Un’ondata repressiva sta investendo chi manifesta pacificamente per la protezione dei territori e per la giustizia climatica. È quanto emerge dal rapporto «Diritto, non crimine. Per la Madre Terra, la giustizia sociale, ambientale e climatica». Il report a cura della Rete in Difesa e dell’Osservatorio Repressione, è scaturito da un gruppo di lavoro promosso all’indomani della visita nell’aprile 2023 in Italia di Michel Forst, relatore speciale delle Nazioni Unite per i difensori dell’ambiente, unendo avvocati e legali dei movimenti No Tap, No Tav, Greenpeace Italia, Amnesty International Italia, Yaku, A Sud, Extinction Rebellion XR! Italia, Fridays for Future, Ultima Generazione, Osservatorio Repressione, Per il Clima fuori dal Fossile, Controsservatorio Valsusa e Case Italia.

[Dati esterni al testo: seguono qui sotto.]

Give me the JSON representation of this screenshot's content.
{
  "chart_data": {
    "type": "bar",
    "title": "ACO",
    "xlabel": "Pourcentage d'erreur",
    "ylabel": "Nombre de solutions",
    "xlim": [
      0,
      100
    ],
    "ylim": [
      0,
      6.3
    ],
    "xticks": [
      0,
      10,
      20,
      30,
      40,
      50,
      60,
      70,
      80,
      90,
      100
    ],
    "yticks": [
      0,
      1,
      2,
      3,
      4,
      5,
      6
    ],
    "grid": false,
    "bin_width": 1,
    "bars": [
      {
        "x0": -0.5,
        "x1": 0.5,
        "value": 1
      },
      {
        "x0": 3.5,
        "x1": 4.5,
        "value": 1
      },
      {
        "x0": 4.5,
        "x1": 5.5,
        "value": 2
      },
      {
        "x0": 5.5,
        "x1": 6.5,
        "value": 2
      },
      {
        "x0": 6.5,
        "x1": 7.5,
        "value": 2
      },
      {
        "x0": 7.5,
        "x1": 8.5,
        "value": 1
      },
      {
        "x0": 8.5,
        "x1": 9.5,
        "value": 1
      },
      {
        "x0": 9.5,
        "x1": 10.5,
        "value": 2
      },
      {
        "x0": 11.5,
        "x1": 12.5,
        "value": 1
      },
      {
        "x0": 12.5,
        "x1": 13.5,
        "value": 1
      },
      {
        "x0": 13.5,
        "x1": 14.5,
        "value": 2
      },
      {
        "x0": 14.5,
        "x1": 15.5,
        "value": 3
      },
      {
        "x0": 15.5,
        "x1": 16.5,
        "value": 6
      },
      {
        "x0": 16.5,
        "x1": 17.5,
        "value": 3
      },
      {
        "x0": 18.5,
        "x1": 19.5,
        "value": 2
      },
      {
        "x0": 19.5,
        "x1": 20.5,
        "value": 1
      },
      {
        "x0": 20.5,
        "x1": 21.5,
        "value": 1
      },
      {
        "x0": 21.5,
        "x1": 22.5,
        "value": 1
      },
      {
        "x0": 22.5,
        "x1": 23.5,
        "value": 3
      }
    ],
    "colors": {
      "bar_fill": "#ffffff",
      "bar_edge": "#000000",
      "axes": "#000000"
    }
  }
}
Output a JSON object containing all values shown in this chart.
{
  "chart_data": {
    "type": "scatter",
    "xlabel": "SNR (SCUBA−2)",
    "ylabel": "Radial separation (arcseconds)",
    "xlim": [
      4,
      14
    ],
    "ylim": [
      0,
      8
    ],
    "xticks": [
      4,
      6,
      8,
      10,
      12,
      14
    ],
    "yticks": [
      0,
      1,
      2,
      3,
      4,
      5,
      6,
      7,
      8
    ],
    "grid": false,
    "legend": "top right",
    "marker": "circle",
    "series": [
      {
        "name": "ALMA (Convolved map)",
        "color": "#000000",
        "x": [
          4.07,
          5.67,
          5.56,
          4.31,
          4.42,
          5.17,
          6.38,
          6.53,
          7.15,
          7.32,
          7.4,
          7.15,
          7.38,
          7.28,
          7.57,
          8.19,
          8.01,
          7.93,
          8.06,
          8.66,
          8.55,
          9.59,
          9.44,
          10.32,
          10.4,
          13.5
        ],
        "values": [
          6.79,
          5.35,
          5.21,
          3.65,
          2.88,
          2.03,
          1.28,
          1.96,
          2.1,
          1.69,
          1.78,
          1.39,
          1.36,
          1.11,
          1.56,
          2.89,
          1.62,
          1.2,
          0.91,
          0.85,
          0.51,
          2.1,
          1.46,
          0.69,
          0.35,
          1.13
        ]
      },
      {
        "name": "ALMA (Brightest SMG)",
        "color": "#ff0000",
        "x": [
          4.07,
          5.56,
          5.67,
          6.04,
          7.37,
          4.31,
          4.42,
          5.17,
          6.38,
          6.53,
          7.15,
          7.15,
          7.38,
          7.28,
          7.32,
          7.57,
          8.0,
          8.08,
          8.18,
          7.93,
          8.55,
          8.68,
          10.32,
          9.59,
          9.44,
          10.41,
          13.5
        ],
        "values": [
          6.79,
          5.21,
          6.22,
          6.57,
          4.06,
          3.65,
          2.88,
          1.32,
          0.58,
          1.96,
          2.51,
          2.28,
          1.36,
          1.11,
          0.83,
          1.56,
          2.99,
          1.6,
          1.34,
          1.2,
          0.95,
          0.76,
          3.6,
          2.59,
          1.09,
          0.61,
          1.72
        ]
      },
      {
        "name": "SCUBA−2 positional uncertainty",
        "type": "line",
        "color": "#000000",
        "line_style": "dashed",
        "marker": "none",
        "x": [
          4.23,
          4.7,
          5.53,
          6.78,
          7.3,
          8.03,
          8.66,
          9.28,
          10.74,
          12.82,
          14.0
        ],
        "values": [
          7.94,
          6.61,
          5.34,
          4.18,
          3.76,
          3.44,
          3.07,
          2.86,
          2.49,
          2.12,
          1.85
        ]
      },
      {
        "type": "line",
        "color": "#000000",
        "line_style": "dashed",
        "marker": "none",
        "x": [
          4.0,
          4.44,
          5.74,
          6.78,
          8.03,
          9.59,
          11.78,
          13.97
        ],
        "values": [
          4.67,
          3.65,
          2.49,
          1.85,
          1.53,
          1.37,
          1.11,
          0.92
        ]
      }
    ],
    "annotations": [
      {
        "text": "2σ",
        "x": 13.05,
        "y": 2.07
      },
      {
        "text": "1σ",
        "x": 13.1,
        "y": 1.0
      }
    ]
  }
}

«La torsione repressiva vissuta da queste realtà è il riflesso di un fenomeno che da tempo persiste e si aggrava a livello internazionale e in Europa» spiega il report. In particolare negli ultimi mesi si è verificata un’impennata di azioni legali, arresti, multe e misure preventive, sanzioni pecuniarie spropositate contro attiviste e attivisti che insieme alle alte spese legali, stanno minando la capacità di iniziativa e pregiudicando il diritto alla libertà di associazione. Il portavoce della Rete, Francesco Martone, precisa: «Una situazione già grave che sarà peggiorata dal pacchetto sicurezza al momento in discussione al Senato che prevede un inasprimento delle pene per chi pratica blocchi stradali». Il ddl Sicurezza ribattezzato dall’opposizione «anti Gandhi», approvato una settimana fa alla Camera, prevede l’introduzione di reati e circostanze aggravanti specificamente modellati sulle proteste ambientaliste.

«Anziché continuare a reprimere il dissenso nonviolento e alimentare una narrazione anti ambientalista – afferma Giuseppe Onufrio, direttore esecutivo di Greenpeace Italia – politica, aziende e finanza dovrebbero comprendere che stiamo correndo un serio pericolo e ascoltare finalmente la voce di chi protesta per attuare misure concrete e mitigare gli effetti del surriscaldamento globale». La repressione si abbatte sui giovani ma non risparmia nemmeno anziani e malati. Ancora oggi la settantottenne Nicoletta Dosio, sta scontando nuovamente gli arresti domiciliari (dopo mesi di carcere e arresti domiciliari nel 2020-2021) comminati per manifestazioni nonviolente contro i cantieri Tav.

Da tutta Italia oltre 40 associazioni e personalità (130 associazioni, comitati, e 431 singoli cittadini tra cui Alex Zanotelli e Zerocalcare) hanno scritto a Mattarella: «Vogliamo denunciare l’inaccettabile livello di accanimento nei confronti di Nicoletta Dosio persino il giorno (il 28 giugno ndr) in cui è venuto a mancare suo marito Silvano Giai: dopo poche ore, Dosio si è trovata a subire l’intrusione dei Carabinieri per l’ennesima “notifica di diffida” motivata dalla supposta “mancata risposta” alla scampanellata di controllo che avrebbe avuto luogo verso le 2 di notte del 6 giugno scorso, quando la donna, affaticata dal prolungato dovere di accudimento del marito malato terminale, si era finalmente assopita».

Ai Carabinieri che le notificavano la diffida, Nicoletta Dosio avrebbe chiesto un po’ di privacy per la recentissima morte del marito, rifiutandosi di controfirmare la ricevuta di notifica in quanto immotivata, i Carabinieri avrebbero risposto, secondo chi era presente: «Stia attenta perché, con questa condotta, rischia di finire molto male». L’appello chiede la libertà per Nicoletta, la fine dell’accanimento repressivo, del controllo effettuato in modo disumano e degradante che trasforma il proprio ambiente di vita nel peggior carcere, e obbliga una donna anziana e inoffensiva a restare totalmente isolata per un anno e mezzo.